Wednesday, January 18, 2017

Book Review: Out of the Silent Planet

Out of the Silent Planet. C.S. Lewis. 1938. 224 pages. [Source: Bought]

First sentence: The last drops of the thundershower had hardly ceased falling when the Pedestrian stuffed his map into his pocket, settled his pack more comfortably on his tired shoulders, and stepped out from the shelter of a large chestnut-tree into the middle of the road.

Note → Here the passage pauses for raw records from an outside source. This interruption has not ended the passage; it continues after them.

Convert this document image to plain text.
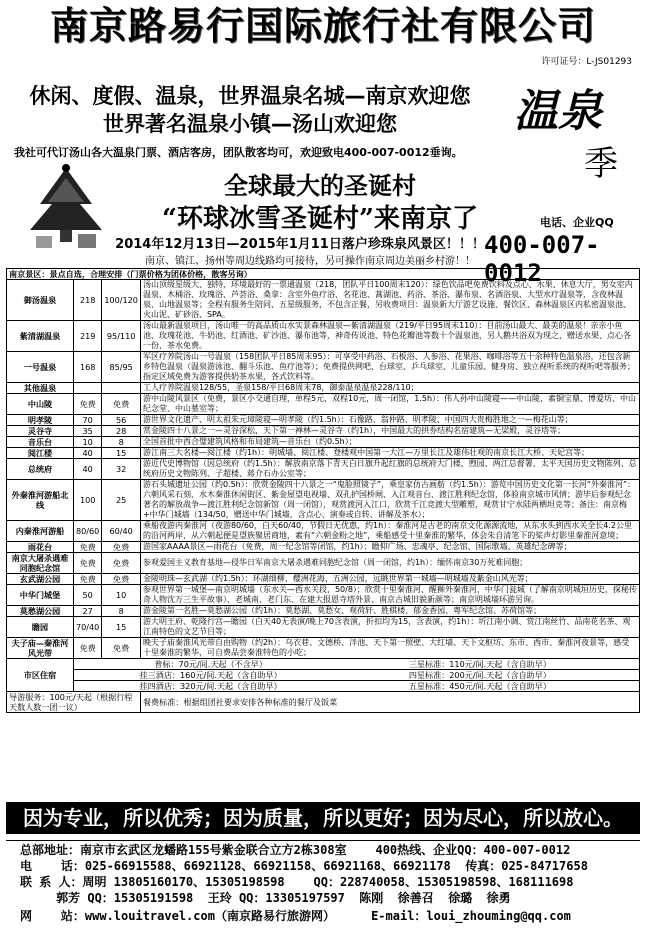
南京路易行国际旅行社有限公司
许可证号：L-JS01293
休闲、度假、温泉，世界温泉名城—南京欢迎您
世界著名温泉小镇—汤山欢迎您
我社可代订汤山各大温泉门票、酒店客房，团队散客均可，欢迎致电400-007-0012垂询。
温泉
季
全球最大的圣诞村
“环球冰雪圣诞村”来南京了
2014年12月13日—2015年1月11日落户珍珠泉风景区！！！
南京、镇江、扬州等周边线路均可接待，另可操作南京周边美丽乡村游！！
电话、企业QQ
400-007-0012
南京景区：景点自选，合理安排（门票价格为团体价格，散客另询）			
御汤温泉	218	100/120	汤山顶级星级大、独特，环境最好的一票通温泉（218，团队平日100周末120）：绿色饮品吧免费饮料及点心、水果、休息大厅，男女室内温泉、木桶浴、玫瑰浴、芦荟浴、桑拿：含室外鱼疗浴、名花池、蒿湖池、药浴、茶浴、瀑布泉、名酒浴泉、大型水疗温泉等，含夜林温泉、山地温泉等；全程有服务生陪同、五星级服务，不包含正餐，另收费项目：温泉新大厅游艺设施、餐饮区、森林温泉区内私密温泉池、火山泥、矿砂浴、SPA。
紫清湖温泉	219	95/110	汤山最新温泉项目，汤山唯一的高品质山水实景森林温泉—紫清湖温泉（219/平日95周末110）：目前汤山最大、最美的温泉！亲亲小鱼池、玫瑰花池、牛奶池、红酒池、矿沙池、瀑布池等，神奇传说池、特色花瓣池等数十个温泉池，另人鹅共浴双为现之，赠送水果、点心各一份，茶水免费。
一号温泉	168	85/95	军区疗养院汤山一号温泉（158团队平日85周末95）：可享受中药浴、石板浴、人参浴、花果浴、咖啡浴等五十余种特色温泉浴，还包含新乡特色温泉（温泉游泳池、翻斗乐池、鱼疗池等）；免费提供网吧、台球室、乒乓球室、儿童乐园、健身房、独立视听系统的视听吧等服务；指定区域免费为游客提供奶茶水果，各式饮料等。
其他温泉			工人疗养院温泉128/55，圣泉158/平日68周末78，御泰温泉温泉228/110；
中山陵	免费	免费	游中山陵风景区（免费，景区小交通自理，单程5元，双程10元，周一闭馆，1.5h）：伟人孙中山陵寝——中山陵，素铜宝鼎、博爱坊、中山纪念堂、中山墓室等；
明孝陵	70	56	游世界文化遗产、明太祖朱元璋陵寝—明孝陵（约1.5h）：石像路、翁仲路、明孝陵、中国四大贵梅胜地之一—梅花山等；
灵谷寺	35	28	赏金陵四十八景之一—灵谷深松，天下第一禅林—灵谷寺（约1h），中国最大的拱券结构名宿建筑—无梁殿，灵谷塔等；
音乐台	10	8	全国首批中西合璧建筑风格和布局建筑—音乐台（约0.5h）；
阅江楼	40	15	游江南三大名楼—阅江楼（约1h）：明城墙、阅江楼、登楼观中国第一大江—万里长江及雄伟壮观的南京长江大桥、天妃宫等；
总统府	40	32	游近代史博物馆（因总统府（约1.5h）：解放南京落下青天白日旗升起红旗的总统府大门楼，煦园、两江总督署、太平天国历史文物陈列、总统府历史文物陈列、子超楼、蒋介石办公室等；
外秦淮河游船北线	100	25	游石头城遗址公园（约0.5h）：欣赏金陵四十八景之一“鬼脸照镜子”，乘皇家仿古画舫（约1.5h）：游览中国历史文化第一长河“外秦淮河”：六朝风采石刻、水木秦淮休闲街区、紫金屋望电视墙、双孔护国桥闸、入江观音台、渡江胜利纪念馆，体验南京城市风情；游毕后参观纪念著名的解放战争—渡江胜利纪念馆新馆（周一闭馆），观赏渡河入江口，欣赏千江竞渡大型雕塑，观赏甘宁水陆两栖坦克等；备注：南京梅+中华门城墙（134/50，赠送中华门城墙，含点心、演奏或自转、讲解及茶水）；
内秦淮河游船	80/60	60/40	乘船夜游内秦淮河（夜游80/60，白天60/40，节假日无优惠，约1h）：秦淮河是古老的南京文化源源流地，从东水头到西水关全长4.2公里的沿河两岸，从六朝起便是望族聚居商地，素有“六朝金粉之地”，乘船感受十里秦淮的繁华，体会朱自清笔下的桨声灯影里秦淮河意境；
雨花台	免费	免费	游国家AAAA景区—雨花台（免费，周一纪念馆等闭馆，约1h）：瞻仰广场、忠魂亭、纪念馆、国际歌墙、英雄纪念碑等；
南京大屠杀遇难同胞纪念馆	免费	免费	参观爱国主义教育基地—侵华日军南京大屠杀遇难同胞纪念馆（周一闭馆，约1h）：缅怀南京30万死难同胞；
玄武湖公园	免费	免费	金陵明珠—玄武湖（约1.5h）：环湖细柳、樱洲花海、五洲公园，远眺世界第一城墙—明城墙及紫金山风光等；
中华门城堡	50	10	参观世界第一城堡—南京明城墙（东水关—西水关段，50/8）；欣赏十里秦淮河、醒狮外秦淮河，中华门瓮城（了解南京明城垣历史，探秘传奇人物沈万三生平故事）、老城南、老门东、在建大报恩寺塔外景、南京古城旧貌新颜等；南京明城墙环游另询。
莫愁湖公园	27	8	游金陵第一名胜—莫愁湖公园（约1h）：莫愁湖、莫愁女、观荷轩、胜棋楼、郁金香园、粤军纪念馆、苏荷馆等；
瞻园	70/40	15	游大明王府、乾隆行宫—瞻园（白天40无表演/晚上70含表演，折扣均为15，含表演，约1h）：圻江南小调、赏江南丝竹、品南花名茶、观江南特色的文艺节目等；
夫子庙—秦淮河风光带	免费	免费	晚夫子庙秦淮风光带自由购物（约2h）：乌衣巷、文德桥、泮池、天下第一照壁、大红墙、天下文枢坊、东市、西市、秦淮河夜景等，感受十里秦淮的繁华，可自费品尝秦淮特色的小吃；
市区住宿	普标：70元/间.天起（不含早） 三星标准：110元/间.天起（含自助早）		
	挂三酒店：160元/间.天起（含自助早） 四星标准：200元/间.天起（含自助早）		
	挂四酒店：320元/间.天起（含自助早） 五星标准：450元/间.天起（含自助早）		
导游服务：100元/天起（根据行程天数人数一团一议）			餐费标准：根据组团社要求安排各种标准的餐厅及饭菜
因为专业，所以优秀；因为质量，所以更好；因为尽心，所以放心。
总部地址：南京市玄武区龙蟠路155号紫金联合立方2栋308室    400热线、企业QQ：400-007-0012
电    话：025-66915588、66921128、66921158、66921168、66921178  传真：025-84717658
联 系 人：周明 13805160170、15305198598    QQ：228740058、15305198598、168111698
郭芳 QQ：15305191598  王玲 QQ：13305197597  陈刚  徐善召  徐璐  徐勇
网    站：www.louitravel.com（南京路易行旅游网）     E-mail：loui_zhouming@qq.com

Premise/plot: When Dr. Ransom (the Pedestrian in the first sentence) intervenes in a private squabble, he gets more than he bargained for. The story begins with him looking for a place to stay the night--a place that is nearby since he's already walked a long way. He is looking for a night's stay when he overhears a boy protesting loudly against two men. The boy claims the men mean him harm, mean to lock him up in a shed, I believe. Ransom intervenes, and, to add another creepy element into the mix, he recognizes one of the men from his university days! The men now mean him--not the boy--harm. It's no shed that he'll be locked up in--after he's drugged--but a spaceship. The three will go to the planet Mars--aka Malacandra. Ransom doesn't know their plans for him, but he overhears enough to fear them more than the unknown planet. He does know that it's populated, however. And that, for better or worse, he's to be given to the aliens.

My thoughts: Out of the Silent Planet is science fiction, adult science fiction. (Though there's no reason why teens couldn't enjoy this as well.) I'd not read it before, and, I'm definitely glad I finally got around to it. I found myself shouting at Ransom several times in this one. Like at the beginning when he meets the two strangers. Even though he's heard a super-creepy conversation, he shows absolutely no caution at all. NO one is expecting me; no one knows where I am or where I might be or where I might be going; no one will miss me because they have no idea when I'll be back. After voluntarily giving them this information, he accepts a drink from them!

Because it is C.S. Lewis expect some philosophy interwoven in the story.

Favorite quotes:
  • "The love of knowledge is a kind of madness" (55)
  • "A pleasure is full grown only when it is remembered" (73)
  • "When you and I met, the meeting was over very shortly, it was nothing. Now it is growing something as we remember it. But still we know very little about it. What it will be when I remember it as I lie down to die, what it makes in me all my days till then--that is the real meeting. The other is only the beginning of it." (73)
  • "And how could we endure to live and let time pass if we were always crying for one day or one year to come back--if we did not know that every day in a life fills the whole life with expectation and memory and these are that day?" (74)
  • "Bent creatures are full of fears." (122)

© Becky Laney of Operation Actually Read Bible

1 comment:

Anonymous said...

Lewis always makes me think, his fiction as well as his non-fiction.